What a great idea to read both Burgess's books in consecutive order! I enjoyed them both, but clearly the more so for having read them back to back. It was like a deep immersion in Elizabethan England. If WS's character had been endearing to me, I deeply admired Burgess's development of Kit Marlowe as a champion of freedom and independent thinking in an age of fierce and stupid religious fighting. Clearly, one could reproach him his spying-for-money, but then again he didn't believe in any religion and he needed the money. Marlowe, of course, was far from an innocent guy. He was mischievous and cynical, but one has to admire him for never compromising his liberty of thought. Now, the darker aspect is that he seems to have sold his life to the spying network, which in the end provoked his death.
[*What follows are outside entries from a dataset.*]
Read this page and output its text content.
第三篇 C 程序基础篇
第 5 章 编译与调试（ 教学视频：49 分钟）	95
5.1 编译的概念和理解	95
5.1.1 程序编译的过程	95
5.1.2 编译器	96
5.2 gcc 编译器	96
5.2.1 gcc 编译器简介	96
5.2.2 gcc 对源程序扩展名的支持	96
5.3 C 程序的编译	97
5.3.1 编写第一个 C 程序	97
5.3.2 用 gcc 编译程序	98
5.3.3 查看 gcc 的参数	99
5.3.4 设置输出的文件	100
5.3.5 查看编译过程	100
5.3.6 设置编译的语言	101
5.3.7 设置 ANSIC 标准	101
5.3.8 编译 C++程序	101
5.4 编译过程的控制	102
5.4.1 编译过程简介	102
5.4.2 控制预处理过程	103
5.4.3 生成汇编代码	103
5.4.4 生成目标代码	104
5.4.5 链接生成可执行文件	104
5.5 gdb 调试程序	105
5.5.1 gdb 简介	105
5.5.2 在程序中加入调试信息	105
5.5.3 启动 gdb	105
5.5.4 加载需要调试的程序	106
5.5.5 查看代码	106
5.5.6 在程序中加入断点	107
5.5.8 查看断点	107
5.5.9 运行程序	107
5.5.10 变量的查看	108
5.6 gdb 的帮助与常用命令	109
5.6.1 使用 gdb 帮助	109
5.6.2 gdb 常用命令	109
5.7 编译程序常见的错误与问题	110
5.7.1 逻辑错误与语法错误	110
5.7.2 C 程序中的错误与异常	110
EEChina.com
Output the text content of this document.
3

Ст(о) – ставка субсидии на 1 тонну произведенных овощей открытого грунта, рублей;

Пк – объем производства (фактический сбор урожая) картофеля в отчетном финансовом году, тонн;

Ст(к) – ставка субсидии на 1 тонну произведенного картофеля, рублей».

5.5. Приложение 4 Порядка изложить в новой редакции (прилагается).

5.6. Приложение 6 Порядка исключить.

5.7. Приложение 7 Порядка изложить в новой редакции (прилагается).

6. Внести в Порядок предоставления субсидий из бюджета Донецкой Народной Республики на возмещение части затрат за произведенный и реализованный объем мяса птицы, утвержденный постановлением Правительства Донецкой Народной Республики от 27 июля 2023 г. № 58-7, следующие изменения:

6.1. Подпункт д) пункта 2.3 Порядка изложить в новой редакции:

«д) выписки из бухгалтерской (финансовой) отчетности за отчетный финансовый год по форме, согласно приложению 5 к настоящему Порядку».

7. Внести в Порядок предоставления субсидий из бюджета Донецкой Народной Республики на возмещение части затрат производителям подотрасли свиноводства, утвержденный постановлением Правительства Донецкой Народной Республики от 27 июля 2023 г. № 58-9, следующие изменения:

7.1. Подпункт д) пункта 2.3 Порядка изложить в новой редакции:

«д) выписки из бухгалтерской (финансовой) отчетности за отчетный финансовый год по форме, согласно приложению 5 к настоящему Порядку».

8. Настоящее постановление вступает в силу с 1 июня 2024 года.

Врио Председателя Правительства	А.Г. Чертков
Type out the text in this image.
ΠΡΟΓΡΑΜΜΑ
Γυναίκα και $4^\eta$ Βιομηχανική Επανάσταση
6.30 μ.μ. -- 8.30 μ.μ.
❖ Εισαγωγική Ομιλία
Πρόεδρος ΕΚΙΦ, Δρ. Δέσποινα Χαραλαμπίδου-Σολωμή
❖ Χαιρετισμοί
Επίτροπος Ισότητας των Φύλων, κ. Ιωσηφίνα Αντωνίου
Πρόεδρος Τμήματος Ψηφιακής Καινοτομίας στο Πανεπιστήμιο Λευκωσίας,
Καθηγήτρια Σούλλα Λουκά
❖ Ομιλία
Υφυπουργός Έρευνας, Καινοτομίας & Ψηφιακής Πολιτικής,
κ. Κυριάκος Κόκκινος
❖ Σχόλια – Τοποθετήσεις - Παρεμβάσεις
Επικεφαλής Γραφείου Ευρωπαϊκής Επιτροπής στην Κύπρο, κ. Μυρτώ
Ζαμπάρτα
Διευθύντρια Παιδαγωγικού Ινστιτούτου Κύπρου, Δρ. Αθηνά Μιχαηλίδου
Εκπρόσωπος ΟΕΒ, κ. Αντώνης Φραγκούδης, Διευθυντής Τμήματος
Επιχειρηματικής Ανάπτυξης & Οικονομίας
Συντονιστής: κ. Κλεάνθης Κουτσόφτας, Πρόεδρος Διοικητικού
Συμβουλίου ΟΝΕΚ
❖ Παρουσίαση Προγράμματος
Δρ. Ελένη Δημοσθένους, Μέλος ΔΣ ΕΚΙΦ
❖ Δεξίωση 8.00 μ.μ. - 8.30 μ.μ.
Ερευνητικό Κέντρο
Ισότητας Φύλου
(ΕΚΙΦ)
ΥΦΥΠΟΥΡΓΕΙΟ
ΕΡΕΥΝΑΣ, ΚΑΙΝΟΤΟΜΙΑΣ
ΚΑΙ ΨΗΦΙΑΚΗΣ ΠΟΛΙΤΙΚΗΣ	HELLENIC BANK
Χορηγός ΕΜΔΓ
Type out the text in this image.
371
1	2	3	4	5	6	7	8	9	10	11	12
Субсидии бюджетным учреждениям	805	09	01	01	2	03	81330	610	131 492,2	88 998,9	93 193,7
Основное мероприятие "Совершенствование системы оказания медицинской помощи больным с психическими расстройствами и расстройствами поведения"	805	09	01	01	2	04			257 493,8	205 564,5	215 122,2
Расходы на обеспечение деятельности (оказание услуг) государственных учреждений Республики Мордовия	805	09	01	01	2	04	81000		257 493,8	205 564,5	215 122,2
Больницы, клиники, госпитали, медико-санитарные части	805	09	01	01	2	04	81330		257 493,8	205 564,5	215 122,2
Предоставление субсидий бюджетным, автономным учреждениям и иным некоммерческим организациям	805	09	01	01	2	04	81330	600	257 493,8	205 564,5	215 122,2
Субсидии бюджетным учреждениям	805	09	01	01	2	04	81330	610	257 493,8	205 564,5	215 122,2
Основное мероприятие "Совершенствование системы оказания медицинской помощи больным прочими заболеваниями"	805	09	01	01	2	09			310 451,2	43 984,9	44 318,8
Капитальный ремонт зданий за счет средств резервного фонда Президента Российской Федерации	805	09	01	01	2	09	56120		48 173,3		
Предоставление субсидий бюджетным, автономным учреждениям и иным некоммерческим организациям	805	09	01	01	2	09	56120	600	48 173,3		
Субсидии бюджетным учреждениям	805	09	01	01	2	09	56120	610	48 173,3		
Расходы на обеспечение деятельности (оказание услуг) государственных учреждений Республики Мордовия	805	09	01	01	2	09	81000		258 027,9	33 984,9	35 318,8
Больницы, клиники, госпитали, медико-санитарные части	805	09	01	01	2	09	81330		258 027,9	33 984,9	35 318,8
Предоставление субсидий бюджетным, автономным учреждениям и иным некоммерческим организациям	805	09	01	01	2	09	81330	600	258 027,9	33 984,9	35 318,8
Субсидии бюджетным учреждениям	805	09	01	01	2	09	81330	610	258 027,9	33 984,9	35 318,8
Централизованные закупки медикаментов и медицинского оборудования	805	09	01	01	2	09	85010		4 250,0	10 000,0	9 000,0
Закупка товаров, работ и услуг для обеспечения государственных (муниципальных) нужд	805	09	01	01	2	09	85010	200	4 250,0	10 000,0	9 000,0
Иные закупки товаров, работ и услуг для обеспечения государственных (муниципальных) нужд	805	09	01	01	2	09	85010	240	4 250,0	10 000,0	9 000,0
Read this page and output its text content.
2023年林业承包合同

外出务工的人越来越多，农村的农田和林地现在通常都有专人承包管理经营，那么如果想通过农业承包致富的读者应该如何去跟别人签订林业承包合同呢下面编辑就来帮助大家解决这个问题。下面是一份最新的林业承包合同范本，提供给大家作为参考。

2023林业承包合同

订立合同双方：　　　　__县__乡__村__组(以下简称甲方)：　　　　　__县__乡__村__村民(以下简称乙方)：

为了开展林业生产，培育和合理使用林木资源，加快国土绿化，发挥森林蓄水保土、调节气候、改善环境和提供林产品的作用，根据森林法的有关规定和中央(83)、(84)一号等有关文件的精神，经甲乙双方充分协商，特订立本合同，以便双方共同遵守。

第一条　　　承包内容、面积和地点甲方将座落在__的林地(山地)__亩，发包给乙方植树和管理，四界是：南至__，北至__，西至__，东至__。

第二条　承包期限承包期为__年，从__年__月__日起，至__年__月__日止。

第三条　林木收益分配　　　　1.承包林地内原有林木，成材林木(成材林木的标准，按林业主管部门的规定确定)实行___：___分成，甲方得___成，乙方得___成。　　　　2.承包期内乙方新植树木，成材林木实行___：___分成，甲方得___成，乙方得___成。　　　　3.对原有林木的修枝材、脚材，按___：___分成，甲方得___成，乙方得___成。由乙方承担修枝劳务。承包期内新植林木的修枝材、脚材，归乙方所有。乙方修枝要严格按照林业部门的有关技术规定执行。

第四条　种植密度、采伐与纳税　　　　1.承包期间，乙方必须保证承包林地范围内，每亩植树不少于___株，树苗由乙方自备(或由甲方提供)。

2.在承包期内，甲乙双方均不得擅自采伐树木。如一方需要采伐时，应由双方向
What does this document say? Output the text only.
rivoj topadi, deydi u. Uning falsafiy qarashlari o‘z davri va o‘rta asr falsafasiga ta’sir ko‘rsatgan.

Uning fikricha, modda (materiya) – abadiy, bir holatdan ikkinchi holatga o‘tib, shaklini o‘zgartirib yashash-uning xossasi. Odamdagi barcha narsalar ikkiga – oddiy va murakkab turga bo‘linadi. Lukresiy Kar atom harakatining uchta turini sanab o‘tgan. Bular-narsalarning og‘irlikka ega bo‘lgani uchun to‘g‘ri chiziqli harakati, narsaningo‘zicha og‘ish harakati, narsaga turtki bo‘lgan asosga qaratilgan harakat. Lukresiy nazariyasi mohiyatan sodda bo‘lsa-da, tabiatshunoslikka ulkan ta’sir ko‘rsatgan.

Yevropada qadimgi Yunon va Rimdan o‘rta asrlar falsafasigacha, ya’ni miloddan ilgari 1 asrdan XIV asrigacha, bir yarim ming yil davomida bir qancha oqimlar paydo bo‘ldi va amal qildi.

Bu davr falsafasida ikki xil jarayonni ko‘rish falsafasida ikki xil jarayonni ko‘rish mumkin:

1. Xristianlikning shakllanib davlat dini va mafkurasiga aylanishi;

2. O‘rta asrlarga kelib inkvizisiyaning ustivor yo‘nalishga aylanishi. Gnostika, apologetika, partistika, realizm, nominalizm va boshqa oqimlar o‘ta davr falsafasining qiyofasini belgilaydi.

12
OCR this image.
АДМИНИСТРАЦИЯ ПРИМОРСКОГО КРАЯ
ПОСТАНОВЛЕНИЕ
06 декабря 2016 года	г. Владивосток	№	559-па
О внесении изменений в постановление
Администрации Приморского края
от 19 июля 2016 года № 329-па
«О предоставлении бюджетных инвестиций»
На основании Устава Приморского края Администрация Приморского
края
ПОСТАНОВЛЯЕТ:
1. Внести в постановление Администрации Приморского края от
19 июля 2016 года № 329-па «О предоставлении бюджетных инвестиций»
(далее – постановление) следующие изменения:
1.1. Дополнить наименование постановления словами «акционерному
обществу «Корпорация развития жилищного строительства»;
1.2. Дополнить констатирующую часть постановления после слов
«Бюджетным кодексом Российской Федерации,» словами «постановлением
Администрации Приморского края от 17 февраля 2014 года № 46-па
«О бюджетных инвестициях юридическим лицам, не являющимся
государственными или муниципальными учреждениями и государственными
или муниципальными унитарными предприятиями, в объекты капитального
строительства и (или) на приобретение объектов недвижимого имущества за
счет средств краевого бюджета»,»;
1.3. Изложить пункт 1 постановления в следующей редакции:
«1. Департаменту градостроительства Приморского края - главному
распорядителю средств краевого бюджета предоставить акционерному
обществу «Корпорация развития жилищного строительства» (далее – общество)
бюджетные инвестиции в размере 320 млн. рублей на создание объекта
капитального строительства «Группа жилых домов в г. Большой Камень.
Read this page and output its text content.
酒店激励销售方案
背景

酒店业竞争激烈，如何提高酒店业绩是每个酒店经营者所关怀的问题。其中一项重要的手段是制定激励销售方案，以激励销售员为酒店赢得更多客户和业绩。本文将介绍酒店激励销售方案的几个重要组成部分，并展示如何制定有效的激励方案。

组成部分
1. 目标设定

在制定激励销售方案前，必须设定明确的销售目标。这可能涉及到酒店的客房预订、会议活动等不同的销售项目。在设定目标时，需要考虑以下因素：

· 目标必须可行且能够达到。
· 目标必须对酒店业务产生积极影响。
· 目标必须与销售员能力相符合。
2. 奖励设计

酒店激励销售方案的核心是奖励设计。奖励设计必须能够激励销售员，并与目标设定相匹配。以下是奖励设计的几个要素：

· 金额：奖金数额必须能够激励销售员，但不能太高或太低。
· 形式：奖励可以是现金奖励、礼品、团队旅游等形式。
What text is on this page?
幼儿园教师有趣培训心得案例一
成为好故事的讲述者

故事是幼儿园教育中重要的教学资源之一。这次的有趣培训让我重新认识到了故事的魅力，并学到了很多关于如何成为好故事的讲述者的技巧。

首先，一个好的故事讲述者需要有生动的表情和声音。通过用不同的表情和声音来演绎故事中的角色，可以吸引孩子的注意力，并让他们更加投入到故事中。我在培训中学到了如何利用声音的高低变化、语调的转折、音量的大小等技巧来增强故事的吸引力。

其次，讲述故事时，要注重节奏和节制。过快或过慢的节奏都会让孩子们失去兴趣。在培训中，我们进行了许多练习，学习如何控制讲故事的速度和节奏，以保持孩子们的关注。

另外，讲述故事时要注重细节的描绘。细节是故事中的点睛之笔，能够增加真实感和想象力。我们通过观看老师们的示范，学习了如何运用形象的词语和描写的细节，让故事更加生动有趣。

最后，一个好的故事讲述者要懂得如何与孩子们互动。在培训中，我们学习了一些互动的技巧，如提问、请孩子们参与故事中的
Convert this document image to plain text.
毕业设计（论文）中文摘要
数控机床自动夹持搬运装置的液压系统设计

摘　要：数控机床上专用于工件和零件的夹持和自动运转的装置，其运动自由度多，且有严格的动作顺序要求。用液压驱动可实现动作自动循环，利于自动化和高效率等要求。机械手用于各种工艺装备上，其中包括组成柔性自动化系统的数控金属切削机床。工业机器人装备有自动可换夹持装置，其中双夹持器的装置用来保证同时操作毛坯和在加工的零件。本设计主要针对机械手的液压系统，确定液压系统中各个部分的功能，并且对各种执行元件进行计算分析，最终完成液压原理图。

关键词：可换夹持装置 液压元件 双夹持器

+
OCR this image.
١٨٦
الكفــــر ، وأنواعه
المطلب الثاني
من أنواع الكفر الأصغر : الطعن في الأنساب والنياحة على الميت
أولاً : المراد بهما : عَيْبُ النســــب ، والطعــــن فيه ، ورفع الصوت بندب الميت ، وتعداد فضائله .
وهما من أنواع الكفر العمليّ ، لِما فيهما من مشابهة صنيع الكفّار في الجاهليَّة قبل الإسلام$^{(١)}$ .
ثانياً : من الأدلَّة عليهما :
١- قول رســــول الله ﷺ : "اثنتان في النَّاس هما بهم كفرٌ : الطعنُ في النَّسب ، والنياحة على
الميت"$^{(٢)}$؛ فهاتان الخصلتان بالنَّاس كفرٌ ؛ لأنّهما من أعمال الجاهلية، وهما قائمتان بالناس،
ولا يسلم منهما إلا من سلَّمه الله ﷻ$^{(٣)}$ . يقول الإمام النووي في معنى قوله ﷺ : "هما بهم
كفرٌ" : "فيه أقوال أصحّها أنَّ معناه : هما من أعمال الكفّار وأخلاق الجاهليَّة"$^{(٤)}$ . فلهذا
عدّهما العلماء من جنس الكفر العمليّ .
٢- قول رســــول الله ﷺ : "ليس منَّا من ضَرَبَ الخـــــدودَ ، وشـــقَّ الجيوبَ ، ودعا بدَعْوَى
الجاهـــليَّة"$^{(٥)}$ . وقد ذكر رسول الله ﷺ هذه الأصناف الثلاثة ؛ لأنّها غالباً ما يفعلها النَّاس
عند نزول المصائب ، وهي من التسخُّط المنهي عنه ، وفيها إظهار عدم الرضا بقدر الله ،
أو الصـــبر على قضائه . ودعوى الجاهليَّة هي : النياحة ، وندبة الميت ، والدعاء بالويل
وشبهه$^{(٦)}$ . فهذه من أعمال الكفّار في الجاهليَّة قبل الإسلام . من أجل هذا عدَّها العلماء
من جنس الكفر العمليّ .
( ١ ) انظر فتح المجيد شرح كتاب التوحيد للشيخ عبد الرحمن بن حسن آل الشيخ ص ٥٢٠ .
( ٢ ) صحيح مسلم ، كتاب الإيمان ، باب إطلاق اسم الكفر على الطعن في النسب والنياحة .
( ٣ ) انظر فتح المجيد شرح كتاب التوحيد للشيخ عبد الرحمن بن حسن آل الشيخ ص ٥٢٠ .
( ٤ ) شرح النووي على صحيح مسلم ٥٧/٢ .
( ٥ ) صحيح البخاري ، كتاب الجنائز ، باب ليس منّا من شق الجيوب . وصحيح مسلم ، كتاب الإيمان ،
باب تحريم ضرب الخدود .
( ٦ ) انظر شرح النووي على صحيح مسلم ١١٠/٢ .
I loved Burgess's language. Although I had to resort to a dictionary frequently, the use of archaic words reinforced the transport to the Elizabethan age. Certainly, Marlowe's open homosexuality can be shocking (the scene when his parents catch him sleeping naked with Walsingham was embarrassing), but it is another piece of his defiance of established order. For behind the supposed rigidity of the age's mores, one can see a frewheeling era, a time of little restraint on one's appetites, and not much law-enforcing going on in the streets.
Just first thoughts on what I think are two excellent novels. Anyone else read them both?